D. Pierre de Franc
Colour
Michael Caine recently stated that he chose his movies on two criteria: whether it was going to make him a lot of money, or whether it was likely to win him an Oscar. So who the fuck knows what the explanation is for him appearing in the 1979 drugged up, fantasy thriller? As no sane observer would ever look at this and think it had Oscar glory etched right through it. So maybe French cinema in the early 1980s was bizarrely well remunerated, or perhaps it just suited Caine for tax purposes to hang out in Paris for a few months. Then again maybe he just read the script and thought it’d be a great wheeze to play Oscar Wilde.
Yes, here is Michael Caine as Oscar Wilde. An Oscar Wilde after the disgrace, who is now living in Paris and drinking too much and doing too many drugs, but his mind is still sharp and he has a murder mystery to solve.
For you see, as well as being a playwright, poet, novelist, raconteur and the world acknowledged wittiest man alive, Oscar Wilde was apparently also the inspiration for Sherlock Holmes. So, get your bon mots and deer stalker ready, as this is Oscar Wilde, dipso great detective.
To be fair Caine does acquit himself admirably as Wilde. Wilde was a big man and so Caine immediately looks the part, but adds a certain prissy delicacy of tone. His voice manages to stay neutral accent-wise and that’s great as it would have been a cockney calamity if some Smithfield Market had slipped in. Christopher Plummer has the thankless Watson role as Sir Arthur Conan Doyle, assisting Wilde in his investigation, but being Christopher Plummer does a genius job with it; and Liza Minnelli does a good Liza Minnelli as the Moulin Rouge dancer who loves Wilde too tragically.
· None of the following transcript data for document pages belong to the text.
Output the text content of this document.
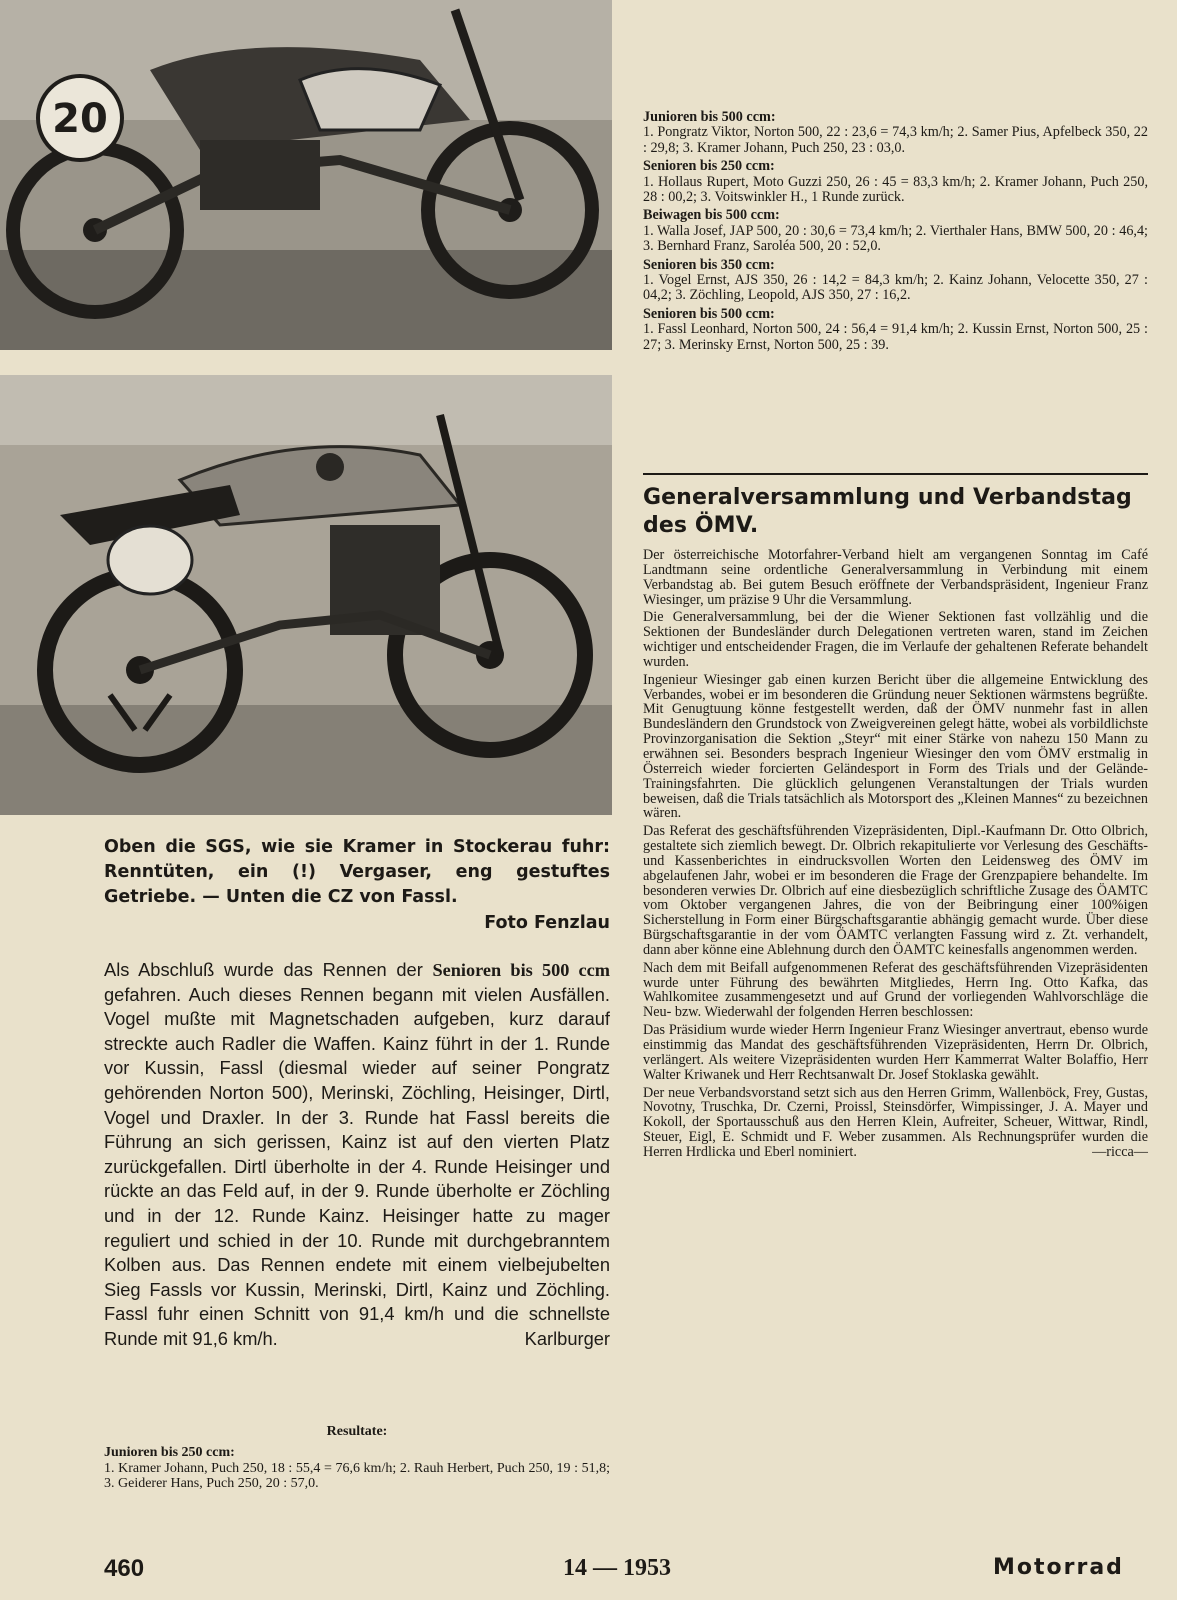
20
Oben die SGS, wie sie Kramer in Stockerau fuhr: Renntüten, ein (!) Vergaser, eng gestuftes Getriebe. — Unten die CZ von Fassl.
Foto Fenzlau
Als Abschluß wurde das Rennen der Senioren bis 500 ccm gefahren. Auch dieses Rennen begann mit vielen Ausfällen. Vogel mußte mit Magnetschaden aufgeben, kurz darauf streckte auch Radler die Waffen. Kainz führt in der 1. Runde vor Kussin, Fassl (diesmal wieder auf seiner Pongratz gehörenden Norton 500), Merinski, Zöchling, Heisinger, Dirtl, Vogel und Draxler. In der 3. Runde hat Fassl bereits die Führung an sich gerissen, Kainz ist auf den vierten Platz zurückgefallen. Dirtl überholte in der 4. Runde Heisinger und rückte an das Feld auf, in der 9. Runde überholte er Zöchling und in der 12. Runde Kainz. Heisinger hatte zu mager reguliert und schied in der 10. Runde mit durchgebranntem Kolben aus. Das Rennen endete mit einem vielbejubelten Sieg Fassls vor Kussin, Merinski, Dirtl, Kainz und Zöchling. Fassl fuhr einen Schnitt von 91,4 km/h und die schnellste Runde mit 91,6 km/h.	Karlburger
Resultate:
Junioren bis 250 ccm:
1. Kramer Johann, Puch 250, 18 : 55,4 = 76,6 km/h; 2. Rauh Herbert, Puch 250, 19 : 51,8; 3. Geiderer Hans, Puch 250, 20 : 57,0.
Junioren bis 500 ccm:
1. Pongratz Viktor, Norton 500, 22 : 23,6 = 74,3 km/h; 2. Samer Pius, Apfelbeck 350, 22 : 29,8; 3. Kramer Johann, Puch 250, 23 : 03,0.
Senioren bis 250 ccm:
1. Hollaus Rupert, Moto Guzzi 250, 26 : 45 = 83,3 km/h; 2. Kramer Johann, Puch 250, 28 : 00,2; 3. Voitswinkler H., 1 Runde zurück.
Beiwagen bis 500 ccm:
1. Walla Josef, JAP 500, 20 : 30,6 = 73,4 km/h; 2. Vierthaler Hans, BMW 500, 20 : 46,4; 3. Bernhard Franz, Saroléa 500, 20 : 52,0.
Senioren bis 350 ccm:
1. Vogel Ernst, AJS 350, 26 : 14,2 = 84,3 km/h; 2. Kainz Johann, Velocette 350, 27 : 04,2; 3. Zöchling, Leopold, AJS 350, 27 : 16,2.
Senioren bis 500 ccm:
1. Fassl Leonhard, Norton 500, 24 : 56,4 = 91,4 km/h; 2. Kussin Ernst, Norton 500, 25 : 27; 3. Merinsky Ernst, Norton 500, 25 : 39.
Generalversammlung und Verbandstag des ÖMV.

Der österreichische Motorfahrer-Verband hielt am vergangenen Sonntag im Café Landtmann seine ordentliche Generalversammlung in Verbindung mit einem Verbandstag ab. Bei gutem Besuch eröffnete der Verbandspräsident, Ingenieur Franz Wiesinger, um präzise 9 Uhr die Versammlung.

Die Generalversammlung, bei der die Wiener Sektionen fast vollzählig und die Sektionen der Bundesländer durch Delegationen vertreten waren, stand im Zeichen wichtiger und entscheidender Fragen, die im Verlaufe der gehaltenen Referate behandelt wurden.

Ingenieur Wiesinger gab einen kurzen Bericht über die allgemeine Entwicklung des Verbandes, wobei er im besonderen die Gründung neuer Sektionen wärmstens begrüßte. Mit Genugtuung könne festgestellt werden, daß der ÖMV nunmehr fast in allen Bundesländern den Grundstock von Zweigvereinen gelegt hätte, wobei als vorbildlichste Provinzorganisation die Sektion „Steyr“ mit einer Stärke von nahezu 150 Mann zu erwähnen sei. Besonders besprach Ingenieur Wiesinger den vom ÖMV erstmalig in Österreich wieder forcierten Geländesport in Form des Trials und der Gelände-Trainingsfahrten. Die glücklich gelungenen Veranstaltungen der Trials wurden beweisen, daß die Trials tatsächlich als Motorsport des „Kleinen Mannes“ zu bezeichnen wären.

Das Referat des geschäftsführenden Vizepräsidenten, Dipl.-Kaufmann Dr. Otto Olbrich, gestaltete sich ziemlich bewegt. Dr. Olbrich rekapitulierte vor Verlesung des Geschäfts- und Kassenberichtes in eindrucksvollen Worten den Leidensweg des ÖMV im abgelaufenen Jahr, wobei er im besonderen die Frage der Grenzpapiere behandelte. Im besonderen verwies Dr. Olbrich auf eine diesbezüglich schriftliche Zusage des ÖAMTC vom Oktober vergangenen Jahres, die von der Beibringung einer 100%igen Sicherstellung in Form einer Bürgschaftsgarantie abhängig gemacht wurde. Über diese Bürgschaftsgarantie in der vom ÖAMTC verlangten Fassung wird z. Zt. verhandelt, dann aber könne eine Ablehnung durch den ÖAMTC keinesfalls angenommen werden.

Nach dem mit Beifall aufgenommenen Referat des geschäftsführenden Vizepräsidenten wurde unter Führung des bewährten Mitgliedes, Herrn Ing. Otto Kafka, das Wahlkomitee zusammengesetzt und auf Grund der vorliegenden Wahlvorschläge die Neu- bzw. Wiederwahl der folgenden Herren beschlossen:

Das Präsidium wurde wieder Herrn Ingenieur Franz Wiesinger anvertraut, ebenso wurde einstimmig das Mandat des geschäftsführenden Vizepräsidenten, Herrn Dr. Olbrich, verlängert. Als weitere Vizepräsidenten wurden Herr Kammerrat Walter Bolaffio, Herr Walter Kriwanek und Herr Rechtsanwalt Dr. Josef Stoklaska gewählt.

Der neue Verbandsvorstand setzt sich aus den Herren Grimm, Wallenböck, Frey, Gustas, Novotny, Truschka, Dr. Czerni, Proissl, Steinsdörfer, Wimpissinger, J. A. Mayer und Kokoll, der Sportausschuß aus den Herren Klein, Aufreiter, Scheuer, Wittwar, Rindl, Steuer, Eigl, E. Schmidt und F. Weber zusammen. Als Rechnungsprüfer wurden die Herren Hrdlicka und Eberl nominiert.	—ricca—

460	14 — 1953	Motorrad
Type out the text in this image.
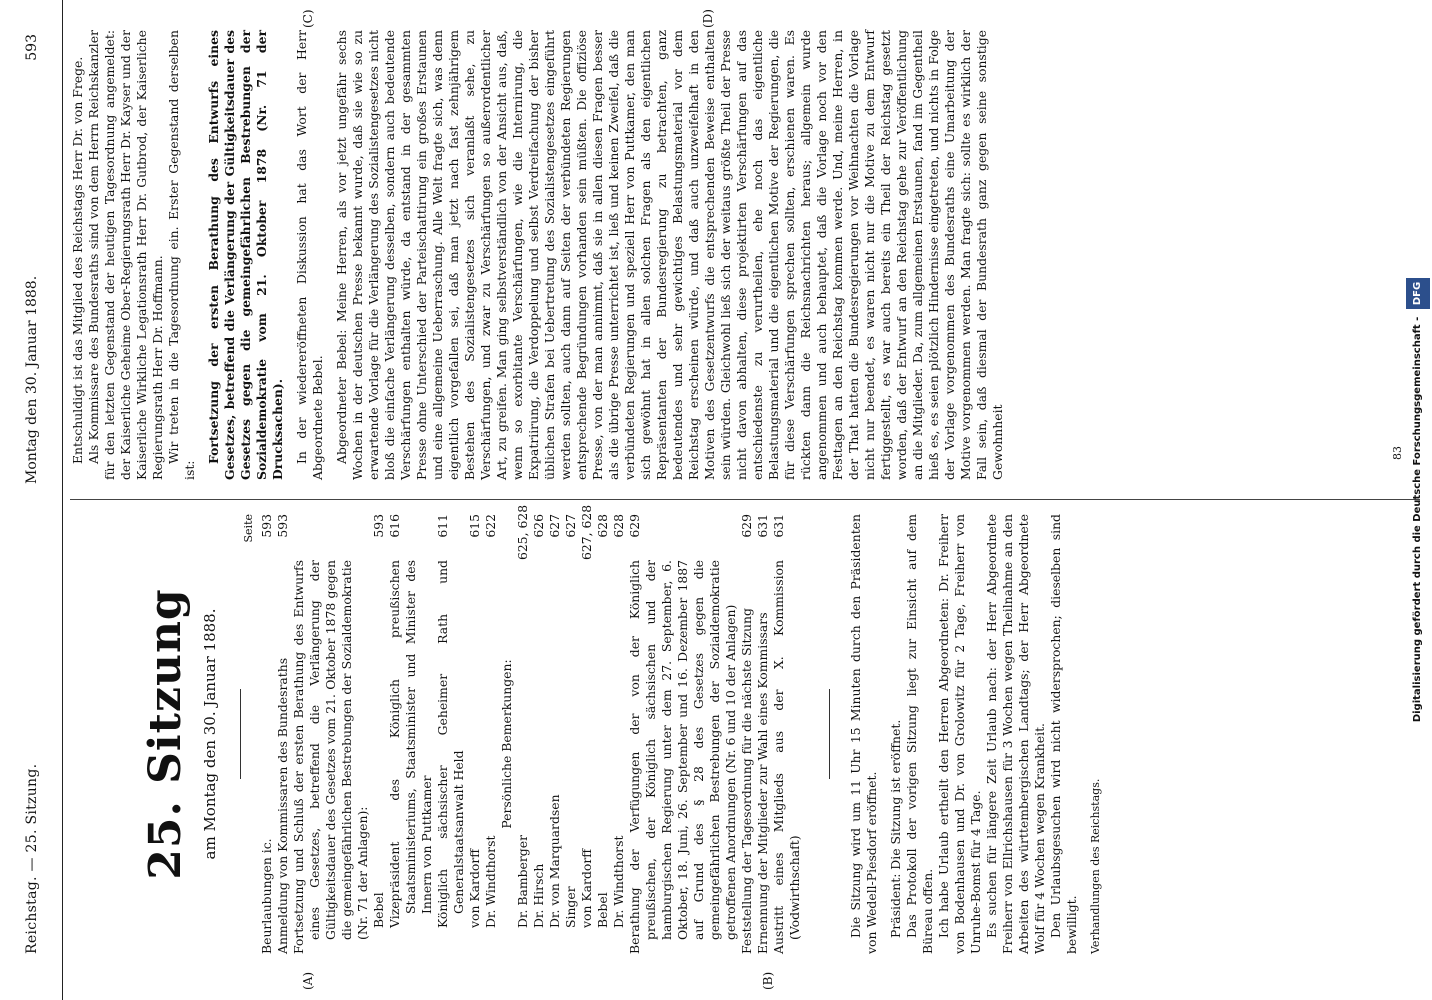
Reichstag. — 25. Sitzung.
Montag den 30. Januar 1888.
593
(A)	(B)
(C)	(D)
25. Sitzung am Montag den 30. Januar 1888.
Seite
Beurlaubungen ic.
593
Anmeldung von Kommissaren des Bundesraths
593
Fortsetzung und Schluß der ersten Berathung des Entwurfs eines Gesetzes, betreffend die Verlängerung der Gültigkeitsdauer des Gesetzes vom 21. Oktober 1878 gegen die gemeingefährlichen Bestrebungen der Sozialdemokratie (Nr. 71 der Anlagen): Bebel
593
Vizepräsident des Königlich preußischen Staatsministeriums, Staatsminister und Minister des Innern von Puttkamer
616
Königlich sächsischer Geheimer Rath und Generalstaatsanwalt Held
611
von Kardorff
615
Dr. Windthorst
622
Persönliche Bemerkungen:
Dr. Bamberger
625, 628
Dr. Hirsch
626
Dr. von Marquardsen
627
Singer
627
von Kardorff
627, 628
Bebel
628
Dr. Windthorst
628
Berathung der Verfügungen der von der Königlich preußischen, der Königlich sächsischen und der hamburgischen Regierung unter dem 27. September, 6. Oktober, 18. Juni, 26. September und 16. Dezember 1887 auf Grund des § 28 des Gesetzes gegen die gemeingefährlichen Bestrebungen der Sozialdemokratie getroffenen Anordnungen (Nr. 6 und 10 der Anlagen)
629
Feststellung der Tagesordnung für die nächste Sitzung
629
Ernennung der Mitglieder zur Wahl eines Kommissars
631
Austritt eines Mitglieds aus der X. Kommission (Vodwirthschaft)
631	Die Sitzung wird um 11 Uhr 15 Minuten durch den Präsidenten von Wedell-Piesdorf eröffnet. Präsident: Die Sitzung ist eröffnet. Das Protokoll der vorigen Sitzung liegt zur Einsicht auf dem Büreau offen. Ich habe Urlaub ertheilt den Herren Abgeordneten: Dr. Freiherr von Bodenhausen und Dr. von Grolowitz für 2 Tage, Freiherr von Unruhe-Bomst für 4 Tage. Es suchen für längere Zeit Urlaub nach: der Herr Abgeordnete Freiherr von Ellrichshausen für 3 Wochen wegen Theilnahme an den Arbeiten des württembergischen Landtags; der Herr Abgeordnete Wolf für 4 Wochen wegen Krankheit. Den Urlaubsgesuchen wird nicht widersprochen; dieselben sind bewilligt. Verhandlungen des Reichstags.

Entschuldigt ist das Mitglied des Reichstags Herr Dr. von Frege. Als Kommissare des Bundesraths sind von dem Herrn Reichskanzler für den letzten Gegenstand der heutigen Tagesordnung angemeldet: der Kaiserliche Geheime Ober-Regierungsrath Herr Dr. Kayser und der Kaiserliche Wirkliche Legationsrath Herr Dr. Gutbrod, der Kaiserliche Regierungsrath Herr Dr. Hoffmann. Wir treten in die Tagesordnung ein. Erster Gegenstand derselben ist:

Fortsetzung der ersten Berathung des Entwurfs eines Gesetzes, betreffend die Verlängerung der Gültigkeitsdauer des Gesetzes gegen die gemeingefährlichen Bestrebungen der Sozialdemokratie vom 21. Oktober 1878 (Nr. 71 der Drucksachen). In der wiedereröffneten Diskussion hat das Wort der Herr Abgeordnete Bebel. Abgeordneter Bebel: Meine Herren, als vor jetzt ungefähr sechs Wochen in der deutschen Presse bekannt wurde, daß sie wie so zu erwartende Vorlage für die Verlängerung des Sozialistengesetzes nicht bloß die einfache Verlängerung desselben, sondern auch bedeutende Verschärfungen enthalten würde, da entstand in der gesammten Presse ohne Unterschied der Parteischattirung ein großes Erstaunen und eine allgemeine Ueberraschung. Alle Welt fragte sich, was denn eigentlich vorgefallen sei, daß man jetzt nach fast zehnjährigem Bestehen des Sozialistengesetzes sich veranlaßt sehe, zu Verschärfungen, und zwar zu Verschärfungen so außerordentlicher Art, zu greifen. Man ging selbstverständlich von der Ansicht aus, daß, wenn so exorbitante Verschärfungen, wie die Internirung, die Expatriirung, die Verdoppelung und selbst Verdreifachung der bisher üblichen Strafen bei Uebertretung des Sozialistengesetzes eingeführt werden sollten, auch dann auf Seiten der verbündeten Regierungen entsprechende Begründungen vorhanden sein müßten. Die offiziöse Presse, von der man annimmt, daß sie in allen diesen Fragen besser als die übrige Presse unterrichtet ist, ließ und keinen Zweifel, daß die verbündeten Regierungen und speziell Herr von Puttkamer, den man sich gewöhnt hat in allen solchen Fragen als den eigentlichen Repräsentanten der Bundesregierung zu betrachten, ganz bedeutendes und sehr gewichtiges Belastungsmaterial vor dem Reichstag erscheinen würde, und daß auch unzweifelhaft in den Motiven des Gesetzentwurfs die entsprechenden Beweise enthalten sein würden. Gleichwohl ließ sich der weitaus größte Theil der Presse nicht davon abhalten, diese projektirten Verschärfungen auf das entschiedenste zu verurtheilen, ehe noch das eigentliche Belastungsmaterial und die eigentlichen Motive der Regierungen, die für diese Verschärfungen sprechen sollten, erschienen waren. Es rückten dann die Reichsnachrichten heraus; allgemein wurde angenommen und auch behauptet, daß die Vorlage noch vor den Festtagen an den Reichstag kommen werde. Und, meine Herren, in der That hatten die Bundesregierungen vor Weihnachten die Vorlage nicht nur beendet, es waren nicht nur die Motive zu dem Entwurf fertiggestellt, es war auch bereits ein Theil der Reichstag gesetzt worden, daß der Entwurf an den Reichstag gehe zur Veröffentlichung an die Mitglieder. Da, zum allgemeinen Erstaunen, fand im Gegentheil hieß es, es seien plötzlich Hindernisse eingetreten, und nichts in Folge der Vorlage vorgenommen des Bundesraths eine Umarbeitung der Motive vorgenommen werden. Man fragte sich: sollte es wirklich der Fall sein, daß diesmal der Bundesrath ganz gegen seine sonstige Gewohnheit	83 Digitalisierung gefördert durch die Deutsche Forschungsgemeinschaft - DFG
So the performances are good and the idea is certainly no worse than any other, so it’s frustrating how bad a film this is. Having a hero who is self-medicating is one thing, using it as an excuse to OD on addled weirdness is quite another. Animated angels appear to Welles and give him important clues before then seeming to perform fellatio on him off camera; our heroes hire a horse and cart, where the horse is driving and the man – naked with bridle jammed into his mouth – is pulling; while in a fake reveal the killer is revealed to be Wilde himself, which does let Michael Caine face off against Michael Caine – both of them absolutely astonished. Most surreally though, at the Moulin Rouge we get – for no apparent reason – to watch frock-coat wearing Bee-Gees performing a slowed down ‘Islands in the Stream’, while Pans People writhe in front of them. All of that makes it sound more fun than it actually is, as this an ill focused and frustrating film - to the point where having watched it I even now have no idea who the killer is.
So the question remains and it's probably a mystery the great Oscar Wilde himself couldn't solve, why did Sir Michael Caine make this movie?